Trends in Breast Cancer Incidence and Outcomes in the US: An Update from the American Cancer Society
Take-Home Message:
The most recent statistics about breast cancer in the US reflect significant changes in disease detection, treatment and distribution of resources from state to state. There are differences among ethnicities that are just beginning to be learned, and more observation is needed to equalize outcomes for all women.
Breast Cancer Statistics, 2017, Racial Disparity in Mortality by State
Authors: DeSantis, CE et al.
Source: CA: A CA J Clin 2017;000:000-000 doi 10.3322/caac.21412
www.onlinelibrary.wiley.com/doi/10.3322/caac.21412/full
Every two years, the American Cancer Society evaluates the latest trends in breast cancer incidence, mortality, survival and screening by race/ethnicity in the US. This recent report provides the latest data about breast cancer outcomes among ethnic groups from 2004-2017. Data for non-Hispanic white (NHW), non-Hispanic Black (NHB), Hispanic, Asian/Pacific Islander (API) and American Indian/Alaska Native (AI/AN) women was collected and reviewed. The data for AI/AN women was not consistently available.
Approximately 252,710 new cases of invasive breast cancer are expected in 2017. About 63,410 cases of in situ disease are expected. The majority (81%) of cases will occur in women over age 50. The lifetime risk of breast cancer in the US is 1 in 8, or 12.4%. The median age at diagnosis for all women is 62 years, but the age is younger for black women (59).
Breast cancer incidence rose rapidly in the 1980s and 1990s, in large part because of the use of screening mammography. Once the statistical effects of early detection stabilized, the incidence of breast cancer remained relatively constant for a few years. Towards the late 1990s, the rate rose again, mostly among older women. This was believed to be due to rising rates of obesity as well as the use of hormone replacement therapy (HRT). Rates began to drop around the year 2000, likely because of the drop in the use of HRT and also because of decreased rates of screening mammography over time (70% in 2000 and 64% in 2015).
Looking at breast cancer incidence among women aged 50 or older, the rates are highest among NHW women, followed by NHB women, Hispanic women and API women. The rates drop with advancing age in each group.
Hormone receptor positive, HER2neu negative breast cancer is the most common disease type among all women, but its prevalence is highest among NHW women. Hispanic and API women have the lowest rates of this type of breast cancer. Hormone receptor and HER2neu negative disease is most common in the NHB population—twice as high as that of NHW women. Looking at API women with hormone receptor negative and HER2neu positive disease, Korean, Filipina, Chinese and Southeast Asian women have a higher risk for this breast cancer subtype compared to Japanese and AI women.
There were differences in breast cancer presentation.

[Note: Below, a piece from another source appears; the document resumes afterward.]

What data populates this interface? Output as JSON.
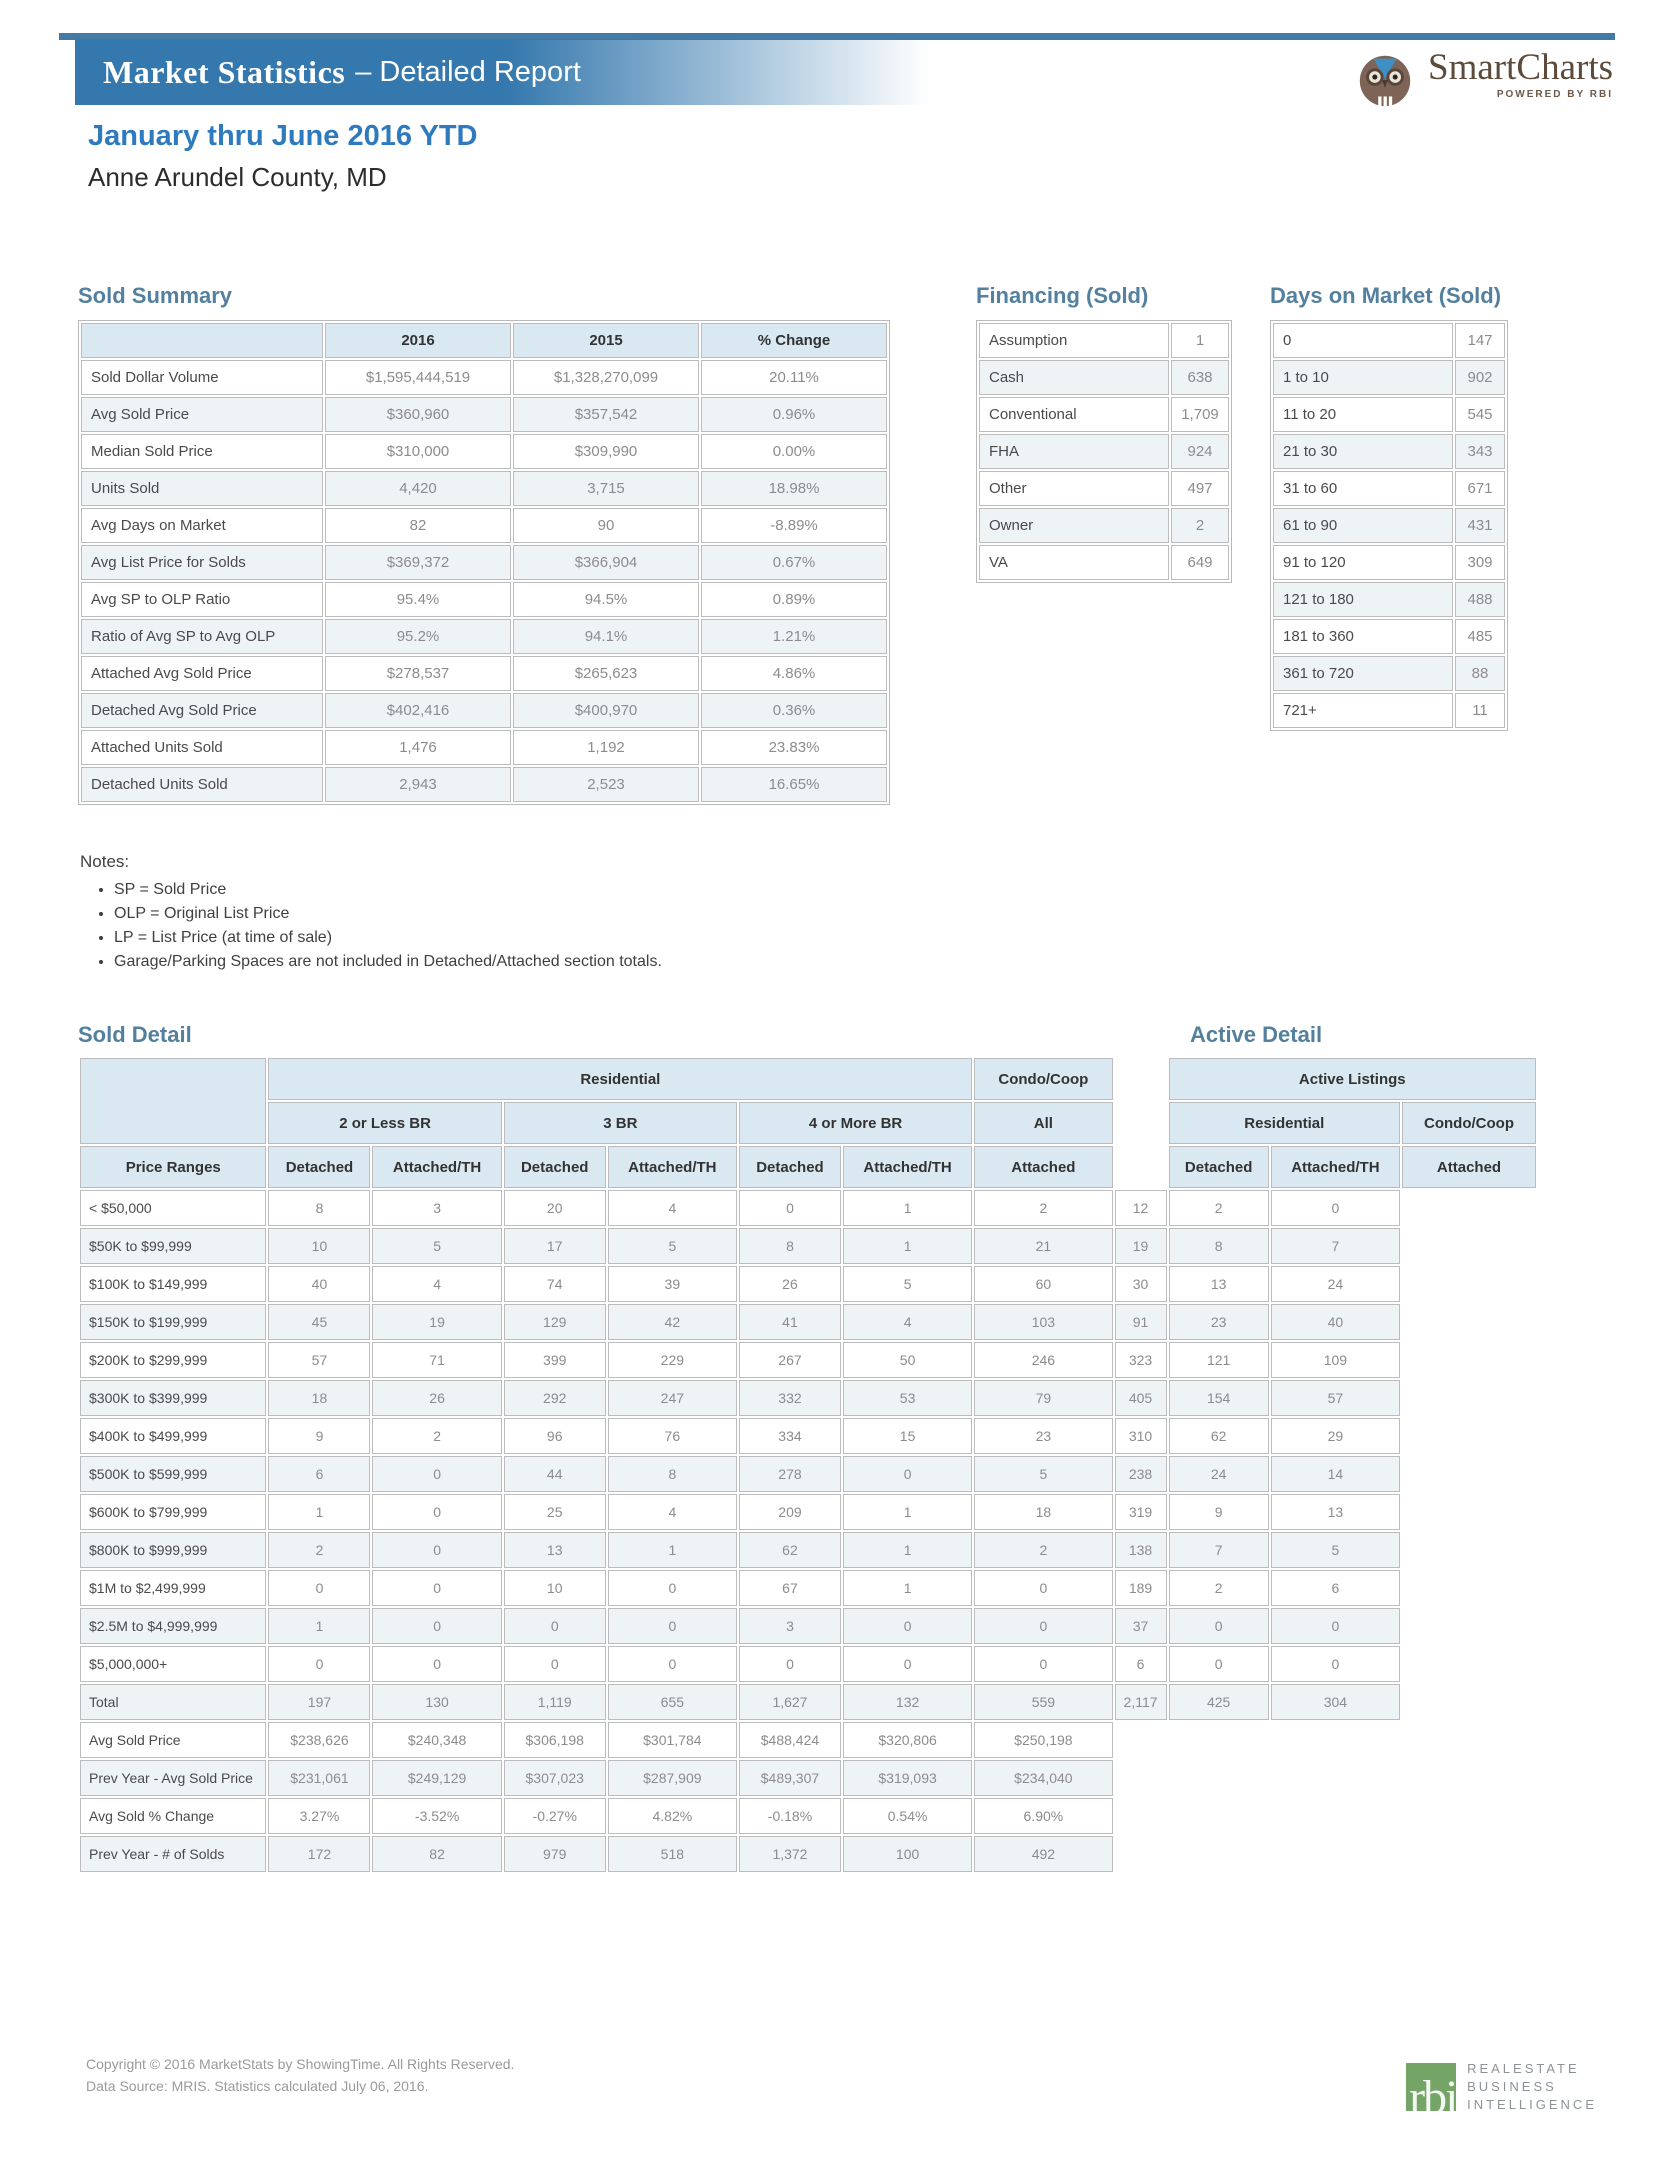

NHW and API women present most frequently with localized disease (breast alone), while NHB and Hispanic women have higher rates of presenting with regional (breast and axillary nodes) disease. NHB women have the highest rates of presenting with metastatic disease.

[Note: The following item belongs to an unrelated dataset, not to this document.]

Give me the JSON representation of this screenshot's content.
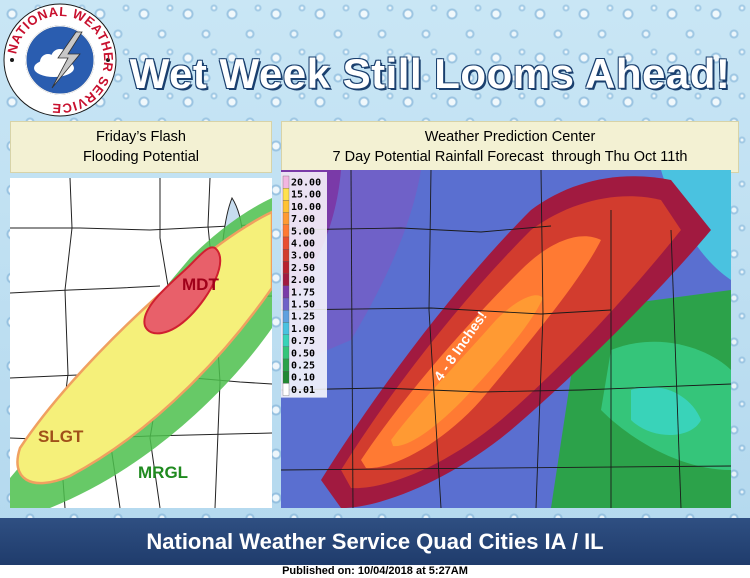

The group also looked at breast cancer mortality. Rates of death have decreased by 39% through 2015, which translates to over 322,000 lives saved. Interestingly, the decline among AI/AN women began 10 years later than for other ethnic groups. This decline in the death rate is due to improved cancer treatment as well as screening mammography. Although rates of death have dropped for all women, this improved survival is not equivalent among ethnic groups. NHB women still have a 39% greater breast cancer mortality compared to NHW women. While such differences may be due to different breast cancer types and prognoses, there is evidence that healthcare access continues to play a role in determining breast cancer outcomes: the survival rates were almost equivalent between these groups in Delaware, Connecticut and Massachusetts, states who have succeeded in providing equitable healthcare for many of their residents.
This information enlightens us with the most recent data about breast cancer in the US. Breast cancer subtypes among different ethnicities may reflect inherited and/or environmental differences. Socioeconomic and lifestyle differences, as well as cultural traditions, clearly play significant roles in breast cancer detection, treatment and outcomes. All of these factors complicate the interpretation of trends but provide more avenues for exploration to improve breast cancer outcomes for all women.